Następny artykuł w numerze
W roku 2017, w czasie rewolucyjnych zmian w wymiarze sprawiedliwości proponowanych przez większość sejmową, przychodzi środowisku prawniczemu obchodzić stulecie Odrodzonego Sądownictwa Polskiego.
Jak wpłyną na pracę sądów zmiany przewidziane przez ustawę o ustroju sądów powszechnych, wobec których to zmian znaczna część świata prawniczego podnosi zastrzeżenia natury konstytucyjnej? Jakiej treści ustawy o Krajowej Radzie Sądownictwa i o Sądzie Najwyższym zostaną uchwalone po lipcowych wetach Prezydenta i po wrześniowych przedłożeniach? Na te pytania nie znamy jeszcze odpowiedzi w dacie ukazywania się tego zeszytu „Palestry”.
Poczynając od obywateli, przez polityków, po środowiska prawnicze, nie wyłączając sędziów, wiemy, że reforma sądownictwa jest konieczna. Sądy wymagają reformy i czekają na nią od dwudziestu kilku lat. W tym okresie zmieniono wprawdzie strukturę sądów, tworząc szczebel sądów apelacyjnych, przemodelowano Sąd Najwyższy i zakres jego kognicji, jednakże nie podjęto innych istotnych działań reformatorskich, które doprowadziłyby do skrócenia czasu oczekiwania na wydanie wyroku, w tym także na rozpoznanie apelacji przez sądy drugiej instancji. Tymczasem wyrok wydawany w rozsądnym czasie to realizacja prawa obywatela do sądu.

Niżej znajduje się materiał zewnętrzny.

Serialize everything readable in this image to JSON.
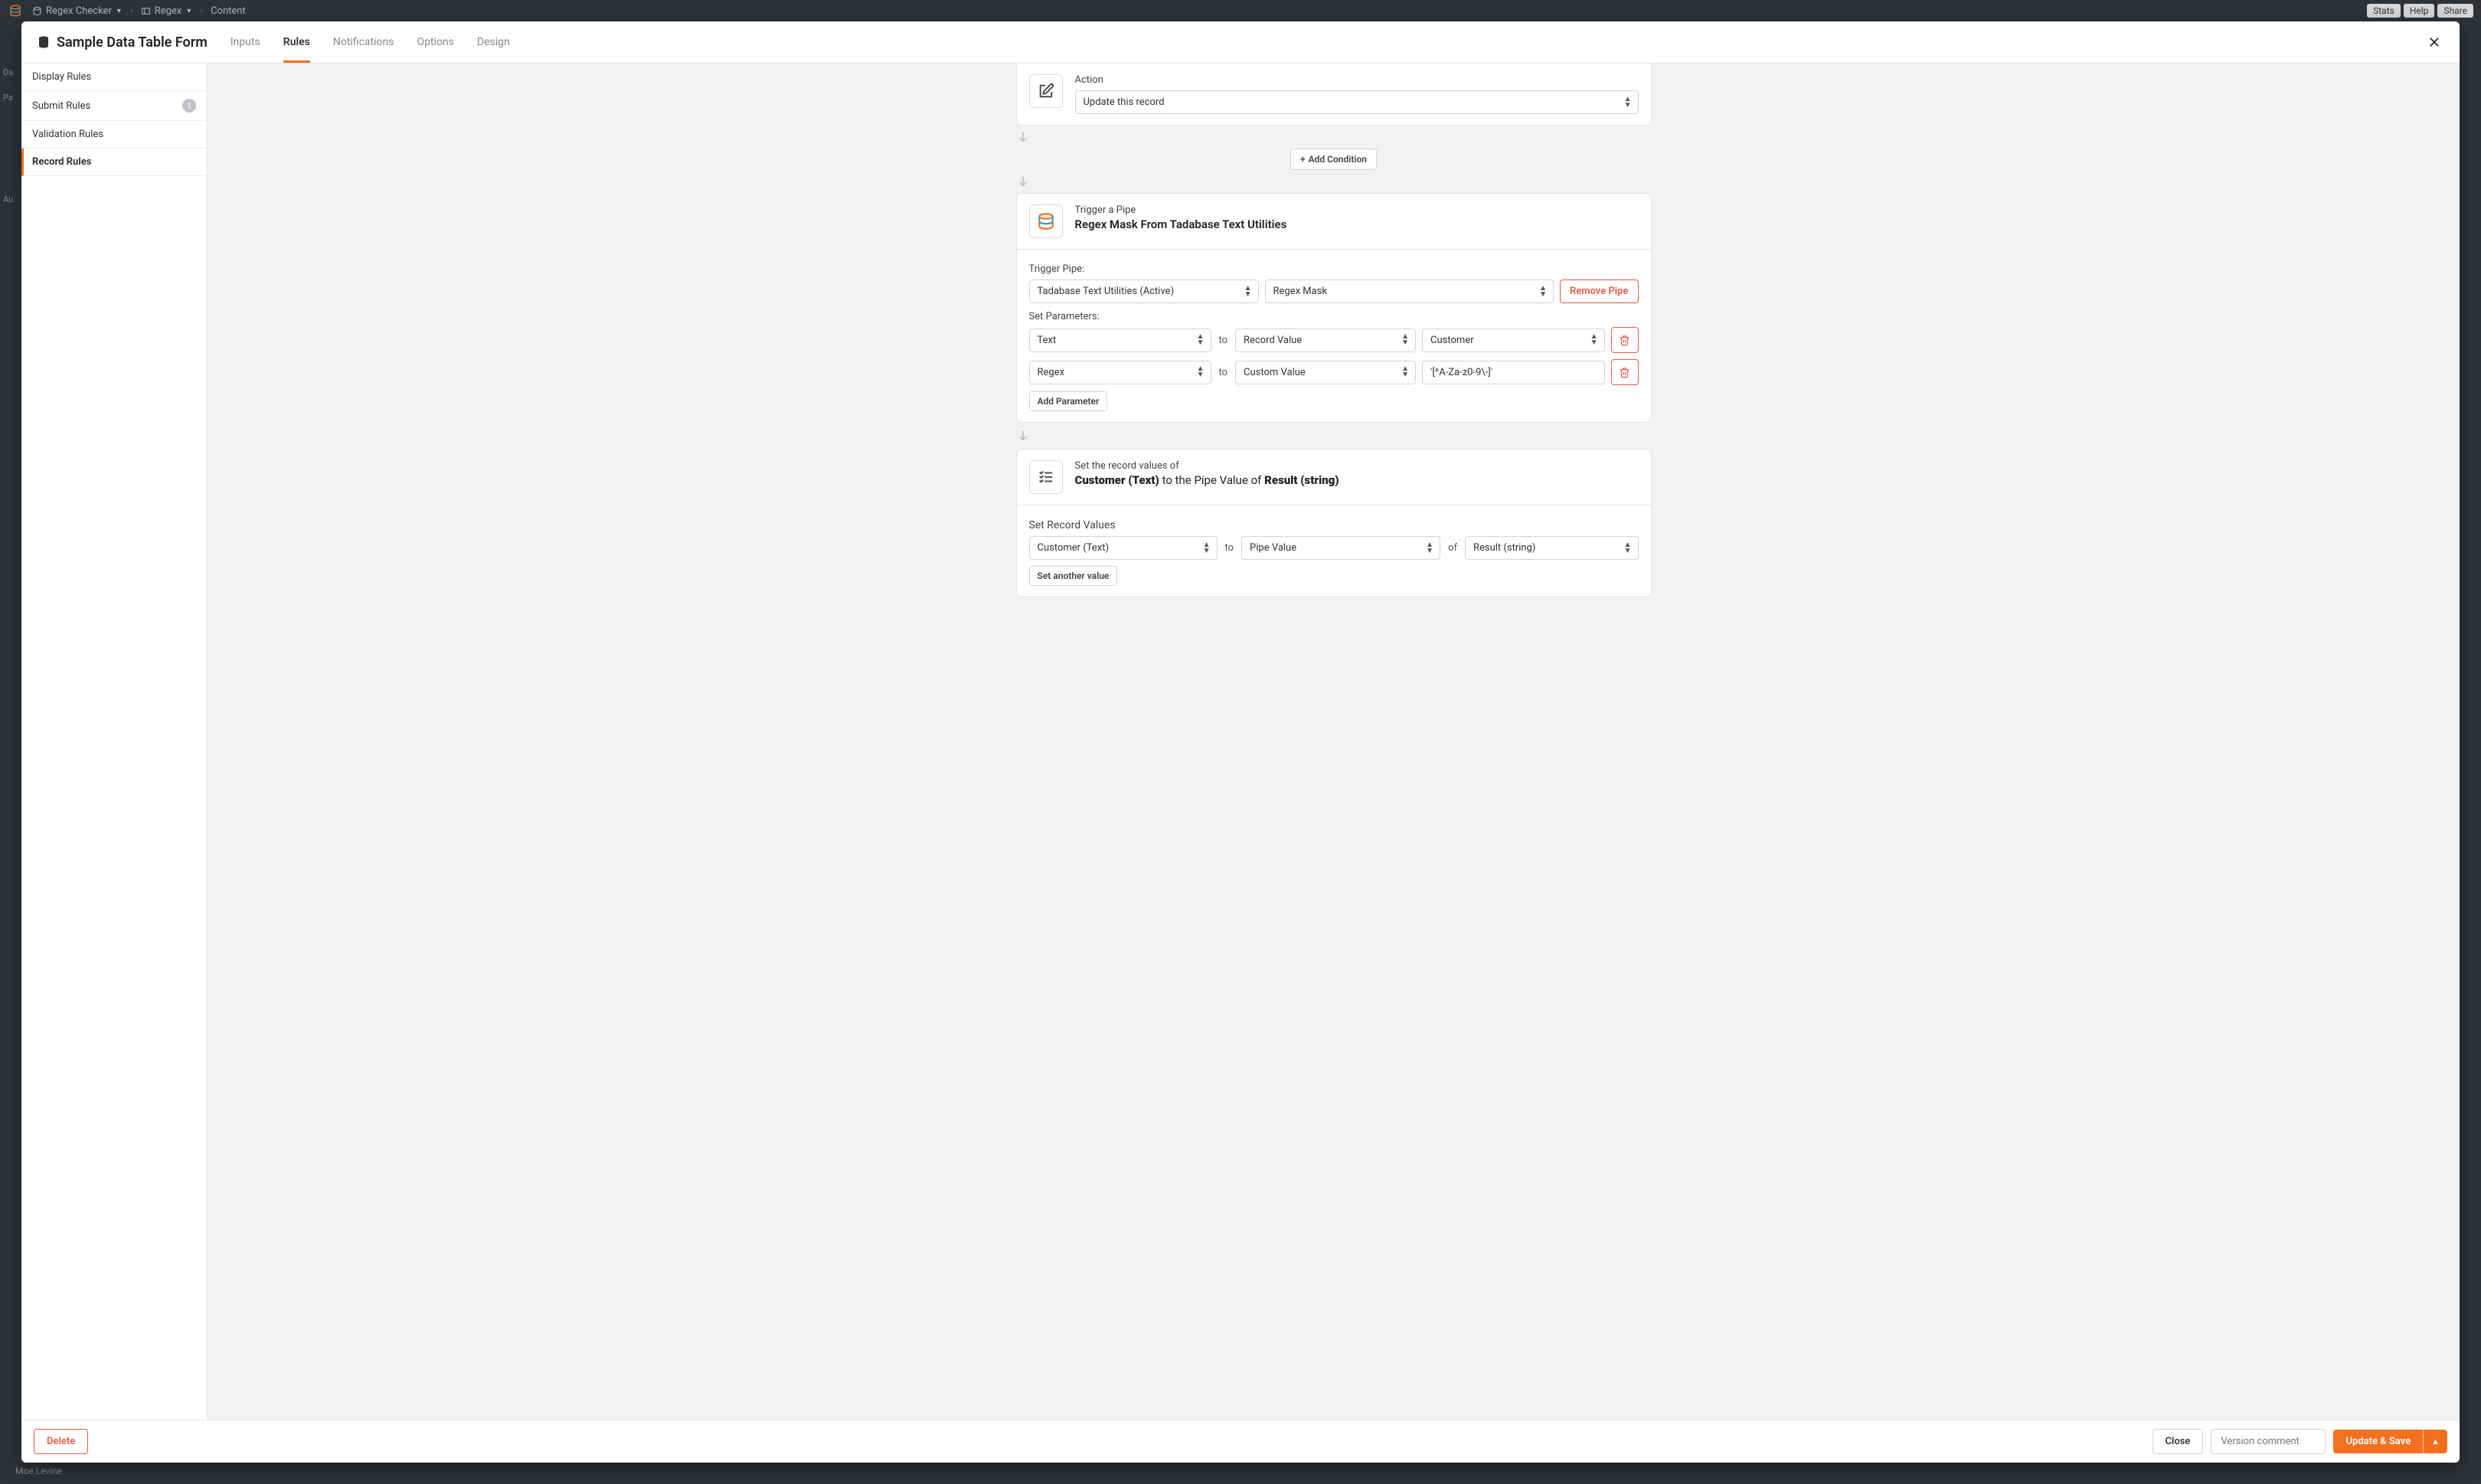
{
  "topbar": {
    "breadcrumbs": [
      "Regex Checker",
      "Regex",
      "Content"
    ],
    "buttons": [
      "Stats",
      "Help",
      "Share"
    ]
  },
  "background": {
    "left_items": [
      "Da",
      "Pa",
      "Au"
    ],
    "bottom_text": "Moe Levine"
  },
  "modal": {
    "title": "Sample Data Table Form",
    "tabs": [
      "Inputs",
      "Rules",
      "Notifications",
      "Options",
      "Design"
    ],
    "active_tab": 1,
    "sidebar": {
      "items": [
        {
          "label": "Display Rules",
          "count": null,
          "active": false
        },
        {
          "label": "Submit Rules",
          "count": "1",
          "active": false
        },
        {
          "label": "Validation Rules",
          "count": null,
          "active": false
        },
        {
          "label": "Record Rules",
          "count": null,
          "active": true
        }
      ]
    },
    "action_card": {
      "small": "Action",
      "select_value": "Update this record"
    },
    "add_condition": "Add Condition",
    "pipe_card": {
      "small": "Trigger a Pipe",
      "big": "Regex Mask From Tadabase Text Utilities",
      "trigger_pipe_label": "Trigger Pipe:",
      "pipe_select": "Tadabase Text Utilities (Active)",
      "method_select": "Regex Mask",
      "remove_pipe": "Remove Pipe",
      "params_label": "Set Parameters:",
      "params": [
        {
          "p": "Text",
          "type": "Record Value",
          "val": "Customer",
          "val_is_select": true
        },
        {
          "p": "Regex",
          "type": "Custom Value",
          "val": "'[^A-Za-z0-9\\-]'",
          "val_is_select": false
        }
      ],
      "to_label": "to",
      "add_param": "Add Parameter"
    },
    "values_card": {
      "small": "Set the record values of",
      "big_field": "Customer (Text)",
      "big_mid": " to the Pipe Value of ",
      "big_result": "Result (string)",
      "section_label": "Set Record Values",
      "row": {
        "field": "Customer (Text)",
        "to": "to",
        "source": "Pipe Value",
        "of": "of",
        "result": "Result (string)"
      },
      "set_another": "Set another value"
    },
    "footer": {
      "delete": "Delete",
      "close": "Close",
      "version_placeholder": "Version comment",
      "save": "Update & Save"
    }
  }
}
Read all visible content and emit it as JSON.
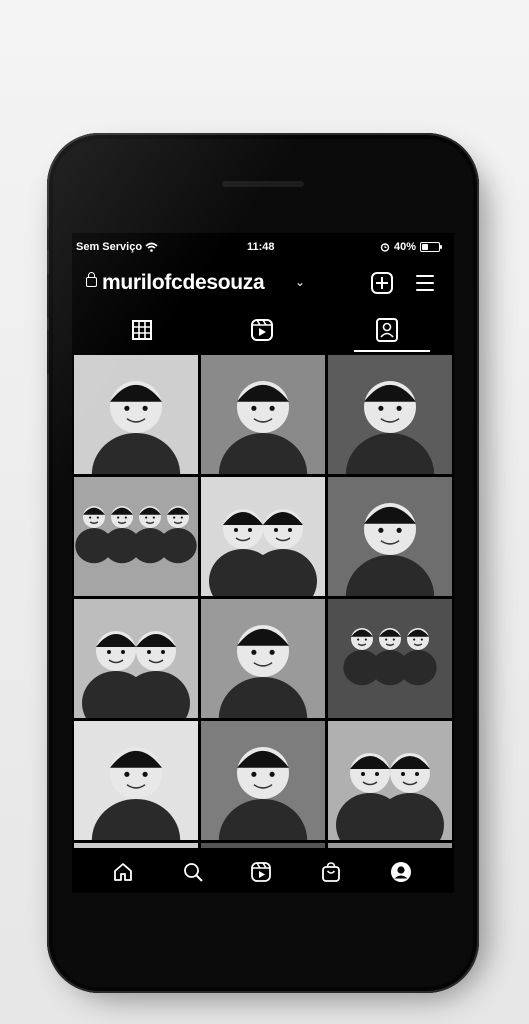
{
  "status_bar": {
    "carrier": "Sem Serviço",
    "time": "11:48",
    "battery": "40%",
    "battery_level": 0.4
  },
  "profile": {
    "username": "murilofcdesouza"
  },
  "icons": {
    "header": [
      "lock-icon",
      "chevron-down-icon",
      "add-icon",
      "menu-icon"
    ],
    "tabs": [
      "grid-icon",
      "reels-icon",
      "tagged-icon"
    ],
    "nav": [
      "home-icon",
      "search-icon",
      "reels-icon",
      "shop-icon",
      "profile-icon"
    ]
  },
  "photos": [
    "man in cap",
    "woman smiling",
    "woman in cap",
    "group of four men",
    "couple kissing",
    "woman smiling",
    "couple smiling",
    "man gesturing",
    "group selfie",
    "man standing",
    "man in cap sitting",
    "couple selfie"
  ]
}
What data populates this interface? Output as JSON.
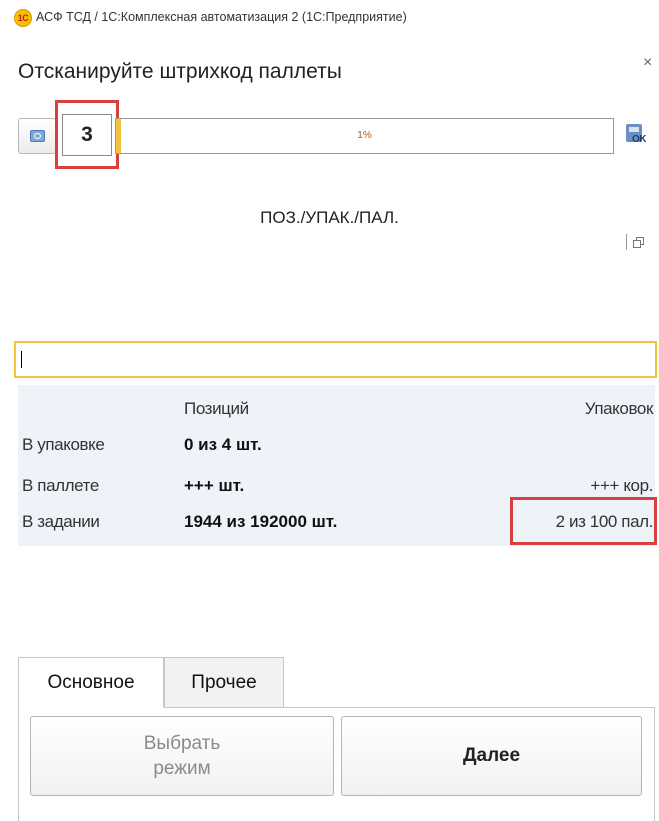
{
  "window": {
    "app_icon_text": "1С",
    "title": "АСФ ТСД / 1С:Комплексная автоматизация 2  (1С:Предприятие)"
  },
  "form": {
    "title": "Отсканируйте штрихкод паллеты",
    "close_glyph": "×"
  },
  "barcode_row": {
    "count_value": "3",
    "progress_text": "1%",
    "progress_fraction": 0.01,
    "accent_color": "#f3c23c",
    "highlight_color": "#d9403d"
  },
  "mode_label": "ПОЗ./УПАК./ПАЛ.",
  "info": {
    "header_positions": "Позиций",
    "header_packages": "Упаковок",
    "rows": [
      {
        "label": "В упаковке",
        "positions": "0 из 4 шт.",
        "packages": ""
      },
      {
        "label": "В паллете",
        "positions": "+++ шт.",
        "packages": "+++ кор."
      },
      {
        "label": "В задании",
        "positions": "1944 из 192000 шт.",
        "packages": "2 из 100 пал."
      }
    ]
  },
  "tabs": [
    {
      "label": "Основное",
      "active": true
    },
    {
      "label": "Прочее",
      "active": false
    }
  ],
  "buttons": {
    "select_mode_line1": "Выбрать",
    "select_mode_line2": "режим",
    "next": "Далее"
  }
}
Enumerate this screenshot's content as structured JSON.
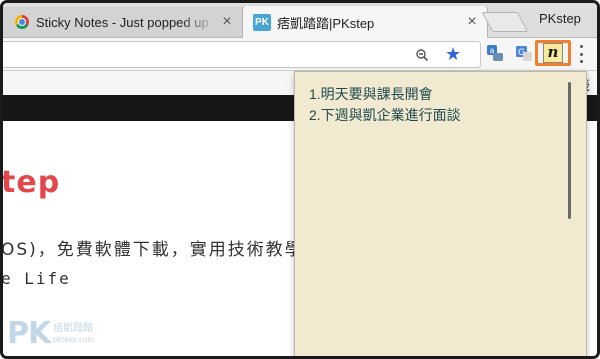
{
  "tabs": [
    {
      "title": "Sticky Notes - Just popped up",
      "active": false,
      "favicon": "chrome-icon"
    },
    {
      "title": "痞凱踏踏|PKstep",
      "active": true,
      "favicon": "pk-favicon-icon",
      "favicon_text": "PK"
    }
  ],
  "tab_close_glyph": "×",
  "profile_name": "PKstep",
  "toolbar": {
    "zoom_icon": "zoom-out-icon",
    "bookmark_icon": "star-icon",
    "extensions": [
      "translate-ext-icon",
      "google-translate-icon",
      "sticky-notes-icon"
    ],
    "notes_glyph": "n",
    "highlight_color": "#f07f2e"
  },
  "bookmarks_bar": {
    "item_label": "籤"
  },
  "page": {
    "heading": "tep",
    "desc_line1": "OS)，免費軟體下載，實用技術教學",
    "desc_line2": "e Life",
    "watermark_logo": "PK",
    "watermark_cn": "痞凱踏踏",
    "watermark_en": "pkstep.com"
  },
  "sticky_note": {
    "lines": [
      "1.明天要與課長開會",
      "2.下週與凱企業進行面談"
    ],
    "background": "#f1ead0",
    "text_color": "#1e4a4f"
  }
}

O tym, jaki wpływ na budowanie państwa prawa ma sądownictwo, doskonale wiedzieli nasi poprzednicy. Zanim w 1918 roku formalnie odrodziło się państwo polskie, już od roku funkcjonowało sądownictwo. W roku 1917 stworzono przepisy o tymczasowym zorganizowaniu sądów polskich, z Sądem Najwyższym na czele. A już 8 lutego 1919 roku Józef Piłsudski, Tymczasowy Naczelnik Państwa, wydał dekret normujący organizację oraz kompetencje Sądu Najwyższego. Na przełomie 1918 i 1919 roku utworzono odrębne sądownictwo wojskowe z osobnym Najwyższym Sądem Wojskowym. Wówczas sędziów i prezesów Sądu Najwyższego mianowały tymczasowe władze polskie spośród kandydatów wybieranych przez zgromadzenia prawników. Pierwszym Prezesem Sądu Najwyższego został Stanisław Pomian-Srzednicki. Również w 1919 Komisja Kodyfikacyjna Rzeczypospolitej Polskiej rozpoczęła prace nad ustawą Prawo o ustroju sądów powszechnych, która weszła w życie jednak dopiero w 1929 roku.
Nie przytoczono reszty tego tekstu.